Critical Care Medicine-Neurologic Disorders>>>>>Other Parenchymal Disease and pulmonary edema
Question 8#

A 28-year-old female patient was brought to the emergency room with a complaint of dyspnea. She is awake, breathing 34 times per minute with a SpO2 of 93% in ambient air. She has a body temperature of 37.5°C and bilateral diffuse crackles on auscultation. The patient is a PhD student working in the same hospital where she is admitted, with symptoms starting just before leaving the lab to go back home. She regularly spends time in the animal facility as part of her PhD program. She denies allergies and admits to smoking 5 cigarettes per day. The chest x-ray is unremarkable.

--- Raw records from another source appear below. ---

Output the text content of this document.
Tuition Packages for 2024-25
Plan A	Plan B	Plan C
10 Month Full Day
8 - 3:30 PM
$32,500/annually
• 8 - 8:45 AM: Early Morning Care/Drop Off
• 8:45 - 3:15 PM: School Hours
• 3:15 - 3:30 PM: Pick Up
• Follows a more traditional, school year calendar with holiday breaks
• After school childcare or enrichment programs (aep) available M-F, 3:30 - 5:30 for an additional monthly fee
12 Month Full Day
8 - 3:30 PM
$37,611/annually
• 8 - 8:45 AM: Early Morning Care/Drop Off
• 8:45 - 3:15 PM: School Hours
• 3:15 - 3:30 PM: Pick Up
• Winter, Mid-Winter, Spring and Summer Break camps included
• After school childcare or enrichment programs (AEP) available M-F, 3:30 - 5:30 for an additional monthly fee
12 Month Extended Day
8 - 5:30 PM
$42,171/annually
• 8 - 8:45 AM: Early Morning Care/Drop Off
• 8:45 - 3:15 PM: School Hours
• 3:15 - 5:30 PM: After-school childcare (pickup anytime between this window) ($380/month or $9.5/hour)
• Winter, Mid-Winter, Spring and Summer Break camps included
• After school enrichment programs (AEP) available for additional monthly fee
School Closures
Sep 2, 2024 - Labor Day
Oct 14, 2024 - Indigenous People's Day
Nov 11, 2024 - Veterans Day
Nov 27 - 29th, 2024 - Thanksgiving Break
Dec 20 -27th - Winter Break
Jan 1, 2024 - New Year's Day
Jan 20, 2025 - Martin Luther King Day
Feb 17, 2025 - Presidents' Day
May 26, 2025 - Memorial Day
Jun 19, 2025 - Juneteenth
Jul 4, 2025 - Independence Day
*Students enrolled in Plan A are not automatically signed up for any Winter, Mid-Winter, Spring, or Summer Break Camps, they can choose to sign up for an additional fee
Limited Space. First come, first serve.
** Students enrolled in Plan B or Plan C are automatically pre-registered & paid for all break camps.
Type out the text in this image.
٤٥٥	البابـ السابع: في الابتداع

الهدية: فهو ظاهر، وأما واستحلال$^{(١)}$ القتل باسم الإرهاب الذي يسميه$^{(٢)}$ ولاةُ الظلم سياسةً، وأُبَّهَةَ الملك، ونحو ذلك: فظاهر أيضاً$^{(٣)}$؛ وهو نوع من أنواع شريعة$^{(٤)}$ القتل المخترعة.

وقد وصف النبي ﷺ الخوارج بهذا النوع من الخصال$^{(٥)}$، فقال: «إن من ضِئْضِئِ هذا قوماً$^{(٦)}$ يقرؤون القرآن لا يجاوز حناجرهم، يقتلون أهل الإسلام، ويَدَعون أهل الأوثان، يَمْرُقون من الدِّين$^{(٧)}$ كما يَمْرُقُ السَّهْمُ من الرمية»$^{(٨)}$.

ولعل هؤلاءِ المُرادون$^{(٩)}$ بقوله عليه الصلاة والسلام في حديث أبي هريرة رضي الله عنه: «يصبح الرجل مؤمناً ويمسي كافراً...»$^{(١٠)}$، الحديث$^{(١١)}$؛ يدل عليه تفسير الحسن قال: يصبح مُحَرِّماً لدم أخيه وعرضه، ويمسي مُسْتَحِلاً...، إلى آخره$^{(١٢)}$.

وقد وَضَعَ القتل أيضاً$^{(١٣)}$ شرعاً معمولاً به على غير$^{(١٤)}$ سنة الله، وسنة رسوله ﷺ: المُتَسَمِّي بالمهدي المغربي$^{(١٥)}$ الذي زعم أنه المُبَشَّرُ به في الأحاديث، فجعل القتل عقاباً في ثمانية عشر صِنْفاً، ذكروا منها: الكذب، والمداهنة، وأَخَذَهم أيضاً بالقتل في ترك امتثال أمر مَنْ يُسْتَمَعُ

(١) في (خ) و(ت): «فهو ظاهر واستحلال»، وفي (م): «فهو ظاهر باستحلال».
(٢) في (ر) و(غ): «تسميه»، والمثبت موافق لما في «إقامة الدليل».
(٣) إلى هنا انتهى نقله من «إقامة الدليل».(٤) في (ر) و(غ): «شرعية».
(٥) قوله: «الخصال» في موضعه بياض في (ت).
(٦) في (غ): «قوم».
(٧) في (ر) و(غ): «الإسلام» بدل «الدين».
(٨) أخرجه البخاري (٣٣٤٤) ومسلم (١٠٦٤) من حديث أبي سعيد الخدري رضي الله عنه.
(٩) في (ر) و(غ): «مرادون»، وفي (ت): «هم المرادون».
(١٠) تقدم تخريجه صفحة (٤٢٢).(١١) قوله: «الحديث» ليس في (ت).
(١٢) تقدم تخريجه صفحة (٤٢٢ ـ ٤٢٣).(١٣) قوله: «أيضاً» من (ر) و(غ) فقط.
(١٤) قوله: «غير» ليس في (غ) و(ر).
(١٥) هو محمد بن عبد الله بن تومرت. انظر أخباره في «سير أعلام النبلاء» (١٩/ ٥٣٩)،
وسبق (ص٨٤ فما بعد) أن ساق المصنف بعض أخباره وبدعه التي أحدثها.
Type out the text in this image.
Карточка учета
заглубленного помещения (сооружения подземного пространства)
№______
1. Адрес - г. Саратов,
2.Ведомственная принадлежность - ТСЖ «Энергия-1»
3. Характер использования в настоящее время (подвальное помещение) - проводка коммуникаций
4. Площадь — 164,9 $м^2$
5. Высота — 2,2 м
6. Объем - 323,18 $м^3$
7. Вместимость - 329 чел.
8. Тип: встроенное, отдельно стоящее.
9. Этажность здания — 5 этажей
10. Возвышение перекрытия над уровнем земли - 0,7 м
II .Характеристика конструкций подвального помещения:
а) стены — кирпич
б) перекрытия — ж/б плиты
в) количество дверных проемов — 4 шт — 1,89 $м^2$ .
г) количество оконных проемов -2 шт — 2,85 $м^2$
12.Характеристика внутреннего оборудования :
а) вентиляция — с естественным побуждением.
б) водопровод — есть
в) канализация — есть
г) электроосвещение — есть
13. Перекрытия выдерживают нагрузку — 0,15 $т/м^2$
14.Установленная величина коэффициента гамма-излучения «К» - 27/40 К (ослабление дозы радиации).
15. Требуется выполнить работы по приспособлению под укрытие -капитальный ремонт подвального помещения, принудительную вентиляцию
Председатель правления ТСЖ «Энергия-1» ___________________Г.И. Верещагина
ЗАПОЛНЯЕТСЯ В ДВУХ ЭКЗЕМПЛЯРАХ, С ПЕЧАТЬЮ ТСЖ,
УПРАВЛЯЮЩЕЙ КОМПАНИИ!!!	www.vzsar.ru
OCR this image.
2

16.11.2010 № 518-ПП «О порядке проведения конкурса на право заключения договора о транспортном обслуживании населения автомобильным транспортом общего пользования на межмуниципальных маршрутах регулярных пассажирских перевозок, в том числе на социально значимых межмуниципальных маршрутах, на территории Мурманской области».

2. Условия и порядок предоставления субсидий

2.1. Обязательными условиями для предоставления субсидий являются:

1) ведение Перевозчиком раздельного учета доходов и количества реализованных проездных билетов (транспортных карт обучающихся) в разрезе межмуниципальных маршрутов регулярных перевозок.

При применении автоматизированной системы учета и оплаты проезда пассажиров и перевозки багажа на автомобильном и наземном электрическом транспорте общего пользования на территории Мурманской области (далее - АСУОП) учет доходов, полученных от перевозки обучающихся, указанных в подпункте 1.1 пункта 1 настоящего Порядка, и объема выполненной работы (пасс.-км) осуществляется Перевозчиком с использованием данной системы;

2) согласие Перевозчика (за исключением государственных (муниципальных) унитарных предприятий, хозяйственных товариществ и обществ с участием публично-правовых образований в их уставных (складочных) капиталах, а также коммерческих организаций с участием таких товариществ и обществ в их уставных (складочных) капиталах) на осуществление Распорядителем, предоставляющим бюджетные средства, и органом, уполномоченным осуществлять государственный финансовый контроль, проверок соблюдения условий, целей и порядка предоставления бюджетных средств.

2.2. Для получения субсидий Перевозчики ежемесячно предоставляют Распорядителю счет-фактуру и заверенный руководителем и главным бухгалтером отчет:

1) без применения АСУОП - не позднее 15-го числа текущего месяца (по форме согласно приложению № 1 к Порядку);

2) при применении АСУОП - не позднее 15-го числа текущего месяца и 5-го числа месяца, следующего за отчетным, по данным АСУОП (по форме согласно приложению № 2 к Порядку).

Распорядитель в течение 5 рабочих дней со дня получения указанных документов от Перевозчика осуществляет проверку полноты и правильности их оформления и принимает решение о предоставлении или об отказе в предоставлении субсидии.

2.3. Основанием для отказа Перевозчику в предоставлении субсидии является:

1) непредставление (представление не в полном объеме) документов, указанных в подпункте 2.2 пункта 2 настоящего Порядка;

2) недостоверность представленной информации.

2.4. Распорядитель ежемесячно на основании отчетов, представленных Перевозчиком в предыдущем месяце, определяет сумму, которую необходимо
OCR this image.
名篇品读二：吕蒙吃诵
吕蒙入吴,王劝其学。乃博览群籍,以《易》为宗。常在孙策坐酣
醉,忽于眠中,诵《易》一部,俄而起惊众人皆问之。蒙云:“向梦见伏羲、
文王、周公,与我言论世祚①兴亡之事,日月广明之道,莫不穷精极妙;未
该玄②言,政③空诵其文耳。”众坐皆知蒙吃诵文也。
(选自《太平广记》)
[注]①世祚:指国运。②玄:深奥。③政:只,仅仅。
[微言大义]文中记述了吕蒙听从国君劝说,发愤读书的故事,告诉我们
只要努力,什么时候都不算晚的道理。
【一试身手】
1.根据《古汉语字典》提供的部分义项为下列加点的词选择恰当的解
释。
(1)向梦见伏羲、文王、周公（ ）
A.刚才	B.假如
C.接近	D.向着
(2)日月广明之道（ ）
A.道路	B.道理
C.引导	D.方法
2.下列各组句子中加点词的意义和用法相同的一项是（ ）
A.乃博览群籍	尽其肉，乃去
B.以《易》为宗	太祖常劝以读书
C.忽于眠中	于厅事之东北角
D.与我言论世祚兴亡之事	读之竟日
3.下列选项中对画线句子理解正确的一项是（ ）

What would be the next MOST appropriate next test for this patient?

A. Spirometry
B. RAST test
C. High resolution CT scan
D. ImmunoCAP assay

Correct Answer is C


Correct Answer: C

Presence of a mild fever and potential occupational exposure to an antigen (triggering respiratory distress) in the absence of wheezing and a negative chest x-ray should point toward hypersensitivity pneumonitis (HP) as an important differential diagnosis. High-resolution CT (HRCT) scan is increasingly used in the initial evaluation of patients suspected with HP. Independently of the disease stage (acute vs subacute vs chronic HP), classic radiologic findings together with a history of appropriate exposure are adequate for establishing diagnosis, and a biopsy can be avoided. CT scan should not be delayed because the classic findings (ground glass opacification in the upper lobes with decreased attenuation of secondary lobules due to air trapping) are best seen during acute presentation and may disappear quickly while symptoms subside. Spirometry may show either a restrictive or an obstructive pattern or both, while diffusion lung carbon monoxide may be impaired in subacute patients and is always impaired in chronic patients. However, these tests are not diagnostic and should not be preferred over a potentially diagnostic HRCT scan. RAST test is useful in determining an IgE-mediated sensitization, which is less likely in this patient especially in the absence of wheezing. ImmunoCAP assay and other techniques to determine IgG-mediated sensitization are useful but may be inconclusive because they lack sensitivity and specificity. Positive findings are not diagnostic for HP and negative findings cannot exclude it. Furthermore, the patient is a smoker, which could yield false positives. 


  1. Lacasse Y, Selman M, Costabel U, et al. Clinical diagnosis of hypersensitivity pneumonitis. Am J Resp Crit Care Med. 2003;168(8): 952-958.
  2. Vasakova M, Morell F, Walsh S, Leslie K, Raghu G. Hypersensitivity pneumonitis: perspectives in diagnosis and management. Am J Resp Crit Care Med. 2017;196(6):680-689.